Sandor Kepiro, un ancien nazi hongrois présumé, comparaît depuis ce jeudi devant la justice de son pays. Âgé de 97 ans, cet ancien capitaine de gendarmerie est accusé d’avoir donné l’ordre de tuer, en 1942, au moins 1 200 civils, dont des juifs, à Novi Sad (Serbie). À l’ouverture du procès, qu’il a qualifié de "cirque", Sandor Kepiro a clamé son innocence. Il encourt la prison à perpétuité.

Pour Efraim Zuroff, directeur du Centre Simon-Wiesenthal de Jérusalem, le procès de celui que l’on présenta pendant des années comme le "nazi encore en vie le plus recherché" est l’aboutissement d’une longue traque.

Sandor Kepiro avait fui la Hongrie en 1944 après avoir été condamné à dix ans de prison pour crimes de guerre. Il s’était réfugié en Argentine avant de profiter de la chute du communisme pour rentrer dans son pays, en 1996. Dix ans plus tard, Efraim Zuroff retrouve sa trace à Budapest, où il sera arrêté en 2009. Témoin-clé de cette affaire, le "chasseur de nazis" explique à FRANCE 24 l’importance de ce procès.

FRANCE 24 : Pour vous qui avez contribué à l’arrestation de Sandor Kepiro, que représente ce procès ?
Efraim Zuroff - J’éprouve une grande joie. D’autant plus que, mardi, la justice hongroise m’a acquitté dans un procès en diffamation que Sandor Kepiro a intenté contre moi l’année dernière. Cependant, ce procès n’est pas mon histoire mais celle des Hongrois.

C’est avant tout un moment historique pour le pays. Il s'agit du premier procès d’un ancien nazi depuis l’indépendance du pays, en 1946. Il pourrait enfin permettre à la Hongrie d’exercer un travail de mémoire sur son rôle joué pendant la Seconde Guerre mondiale.

Et puis ce procès intervient à un moment où le pays est confronté à une résurgence du discours populiste qui stigmatise de plus en plus violemment la population rom. C’est l’occasion de montrer à quel point le racisme et l’antisémitisme peuvent mener à des horreurs.

Comment les Hongrois accueillent-ils la tenue de ce procès ?
E. Z. : L’opinion hongroise est clairement divisée. J’ai rencontré des personnes qui me soutiennent à 100 % et d’autres qui me critiquent. Reste que j’ai vécu aujourd’hui l’un des moments les plus forts de ma vie : une manifestation de catholiques arborant une étoile jaune. C’était très émouvant.

Sandor Kepiro est peu connu du grand public.
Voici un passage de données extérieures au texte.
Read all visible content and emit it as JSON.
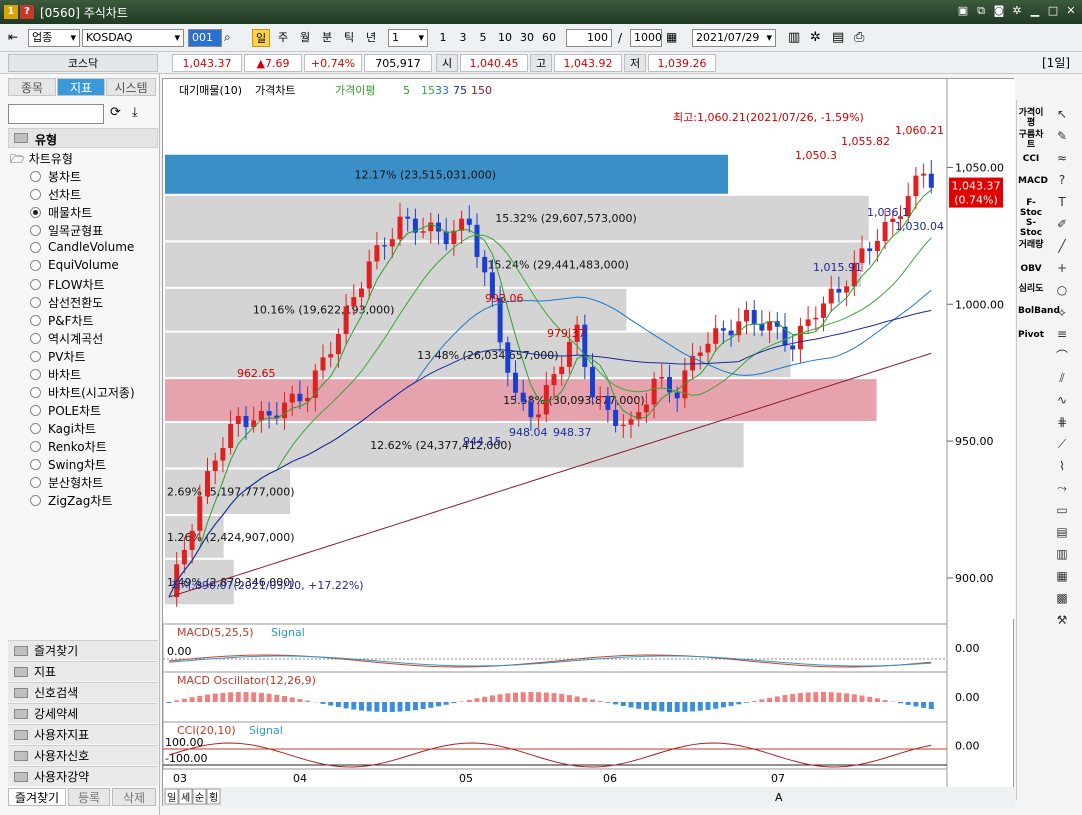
{
  "window": {
    "badge1": "1",
    "badge2": "?",
    "title": "[0560] 주식차트"
  },
  "toolbar": {
    "sector": "업종",
    "market": "KOSDAQ",
    "code": "001",
    "periods": [
      "일",
      "주",
      "월",
      "분",
      "틱",
      "년"
    ],
    "interval": "1",
    "intervals": [
      "1",
      "3",
      "5",
      "10",
      "30",
      "60"
    ],
    "count": "100",
    "slash": "/",
    "total": "1000",
    "date": "2021/07/29",
    "right_label": "[1일]"
  },
  "quote": {
    "name": "코스닥",
    "price": "1,043.37",
    "change": "▲7.69",
    "pct": "+0.74%",
    "volume": "705,917",
    "open_label": "시",
    "open": "1,040.45",
    "high_label": "고",
    "high": "1,043.92",
    "low_label": "저",
    "low": "1,039.26"
  },
  "sidebar": {
    "tabs": [
      "종목",
      "지표",
      "시스템"
    ],
    "group": "유형",
    "subgroup": "차트유형",
    "items": [
      "봉차트",
      "선차트",
      "매물차트",
      "일목균형표",
      "CandleVolume",
      "EquiVolume",
      "FLOW차트",
      "삼선전환도",
      "P&F차트",
      "역시계곡선",
      "PV차트",
      "바차트",
      "바차트(시고저종)",
      "POLE차트",
      "Kagi차트",
      "Renko차트",
      "Swing차트",
      "분산형차트",
      "ZigZag차트"
    ],
    "selected_index": 2,
    "bottom": [
      "즐겨찾기",
      "지표",
      "신호검색",
      "강세약세",
      "사용자지표",
      "사용자신호",
      "사용자강약"
    ],
    "bottom_tabs": [
      "즐겨찾기",
      "등록",
      "삭제"
    ]
  },
  "legend": {
    "items": [
      "대기매물(10)",
      "가격차트",
      "가격이평",
      "5",
      "15",
      "33",
      "75",
      "150"
    ],
    "colors": {
      "ma5": "#2e9e2e",
      "ma15": "#3aa83a",
      "ma33": "#1e78c8",
      "ma75": "#1a2a9c",
      "ma150": "#8c1a2a"
    }
  },
  "chart_data": [
    {
      "type": "candlestick+volume-profile",
      "y_ticks": [
        "1,050.00",
        "1,000.00",
        "950.00",
        "900.00"
      ],
      "ylim": [
        885,
        1075
      ],
      "x_ticks": [
        "03",
        "04",
        "05",
        "06",
        "07"
      ],
      "current_price_tag": "1,043.37",
      "current_pct_tag": "(0.74%)",
      "high_annotation": "최고:1,060.21(2021/07/26, -1.59%)",
      "low_annotation": "최저:890.07(2021/03/10, +17.22%)",
      "price_labels": [
        "962.65",
        "993.06",
        "979.37",
        "944.15",
        "948.04",
        "948.37",
        "1,050.3",
        "1,055.82",
        "1,060.21",
        "1,036.1",
        "1,030.04",
        "1,015.91"
      ],
      "volume_profile": [
        {
          "label": "12.17% (23,515,031,000)",
          "from": 1040,
          "to": 1055,
          "width": 0.72,
          "highlight": "blue"
        },
        {
          "label": "15.32% (29,607,573,000)",
          "from": 1023,
          "to": 1040,
          "width": 0.9
        },
        {
          "label": "15.24% (29,441,483,000)",
          "from": 1006,
          "to": 1023,
          "width": 0.89
        },
        {
          "label": "10.16% (19,622,193,000)",
          "from": 990,
          "to": 1006,
          "width": 0.59
        },
        {
          "label": "13.48% (26,034,657,000)",
          "from": 973,
          "to": 990,
          "width": 0.8
        },
        {
          "label": "15.58% (30,093,877,000)",
          "from": 957,
          "to": 973,
          "width": 0.91,
          "highlight": "red"
        },
        {
          "label": "12.62% (24,377,412,000)",
          "from": 940,
          "to": 957,
          "width": 0.74
        },
        {
          "label": "2.69% (5,197,777,000)",
          "from": 923,
          "to": 940,
          "width": 0.16
        },
        {
          "label": "1.26% (2,424,907,000)",
          "from": 907,
          "to": 923,
          "width": 0.075
        },
        {
          "label": "1.49% (2,879,346,000)",
          "from": 890,
          "to": 907,
          "width": 0.088
        }
      ]
    },
    {
      "type": "line",
      "title": "MACD(5,25,5)",
      "signal": "Signal",
      "zero": "0.00",
      "axis_label": "0.00"
    },
    {
      "type": "bar",
      "title": "MACD Oscillator(12,26,9)",
      "axis_label": "0.00"
    },
    {
      "type": "line",
      "title": "CCI(20,10)",
      "signal": "Signal",
      "upper": "100.00",
      "lower": "-100.00",
      "axis_label": "0.00"
    }
  ],
  "right_tools": [
    "가격이평",
    "구름차트",
    "CCI",
    "MACD",
    "F-Stoc",
    "S-Stoc",
    "거래량",
    "OBV",
    "심리도",
    "BolBand",
    "Pivot"
  ],
  "bottom_bar": {
    "buttons": [
      "일",
      "세",
      "순",
      "횡"
    ],
    "zoom_label": "A"
  }
}
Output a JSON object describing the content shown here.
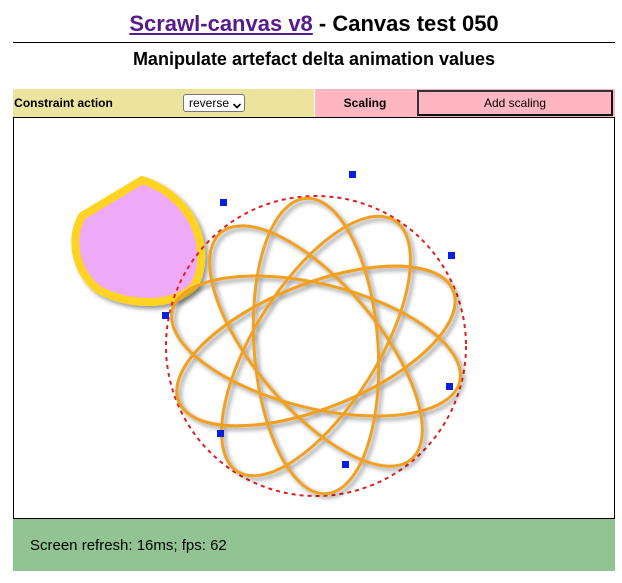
{
  "header": {
    "app_link": "Scrawl-canvas v8",
    "title_suffix": " - Canvas test 050",
    "subtitle": "Manipulate artefact delta animation values"
  },
  "controls": {
    "constraint_label": "Constraint action",
    "constraint_value": "reverse",
    "scaling_label": "Scaling",
    "add_scaling_button": "Add scaling"
  },
  "status": {
    "screen_refresh_text": "Screen refresh: 16ms; fps: 62"
  },
  "colors": {
    "control_yellow": "#ebe39e",
    "control_pink": "#ffb6c1",
    "status_green": "#92c393",
    "link_purple": "#551a8b",
    "blob_fill": "#eeaaf8",
    "blob_stroke": "#ffd320",
    "curve_stroke": "#f0a020",
    "dashed_circle": "#e02020",
    "pin_blue": "#0a1ee0"
  },
  "icons": {
    "select_chevron": "chevron-down-icon"
  }
}
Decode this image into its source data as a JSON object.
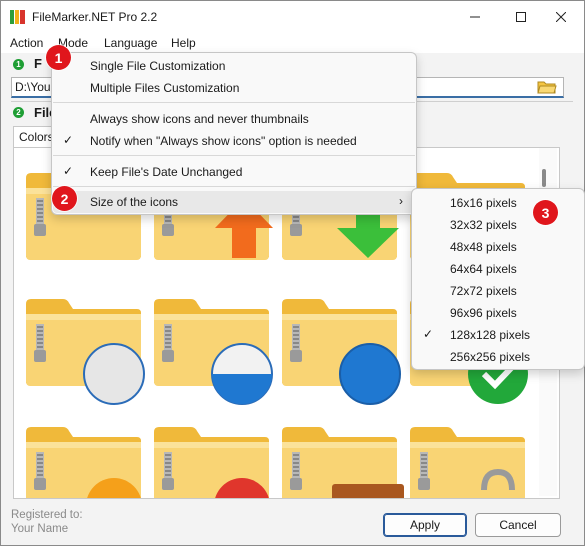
{
  "window": {
    "title": "FileMarker.NET Pro 2.2"
  },
  "menubar": {
    "items": [
      "Action",
      "Mode",
      "Language",
      "Help"
    ]
  },
  "step1": {
    "num": "1",
    "label": "F"
  },
  "path": {
    "value": "D:\\You"
  },
  "step2": {
    "num": "2",
    "label": "File"
  },
  "tab": {
    "label": "Colors"
  },
  "footer": {
    "registered_to": "Registered to:",
    "user": "Your Name"
  },
  "buttons": {
    "apply": "Apply",
    "cancel": "Cancel"
  },
  "dropdown": {
    "single": "Single File Customization",
    "multiple": "Multiple Files Customization",
    "always_icons": "Always show icons and never thumbnails",
    "notify": "Notify when \"Always show icons\" option is needed",
    "keep_date": "Keep File's Date Unchanged",
    "size": "Size of the icons"
  },
  "checks": {
    "mark": "✓"
  },
  "submenu": {
    "items": [
      "16x16 pixels",
      "32x32 pixels",
      "48x48 pixels",
      "64x64 pixels",
      "72x72 pixels",
      "96x96 pixels",
      "128x128 pixels",
      "256x256 pixels"
    ],
    "selected": "128x128 pixels"
  },
  "badges": [
    "1",
    "2",
    "3"
  ],
  "colors": {
    "accent": "#1e9e34",
    "badge": "#e0161c",
    "folder": "#f5c542"
  }
}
Pourquoi figurait-il parmi les "nazis les plus recherchés" par le Centre Simon-Wiesenthal ?
E. Z. : Il était officier en 1942. C’est lui qui donnait les ordres d’exécution. Sandor Kepiro est, en outre, un homme extrêmement intelligent qui a réussi à se cacher durant des décennies. Pour toute l’Europe de l’Est, c’est un symbole de la collaboration avec le régime nazi.

Comme bien d’autres dignitaires nazis, il affirme n’avoir fait qu’exécuter des ordres…
E. Z. : Cette ligne de défense a déjà été rejetée à plusieurs reprises devant les tribunaux. Si on suit cette logique, seul Adolf Hitler serait responsable ! En outre, Sandor Kepiro est un juriste de formation, donc il savait parfaitement que les ordres qu’il a choisi d’exécuter étaient illégaux.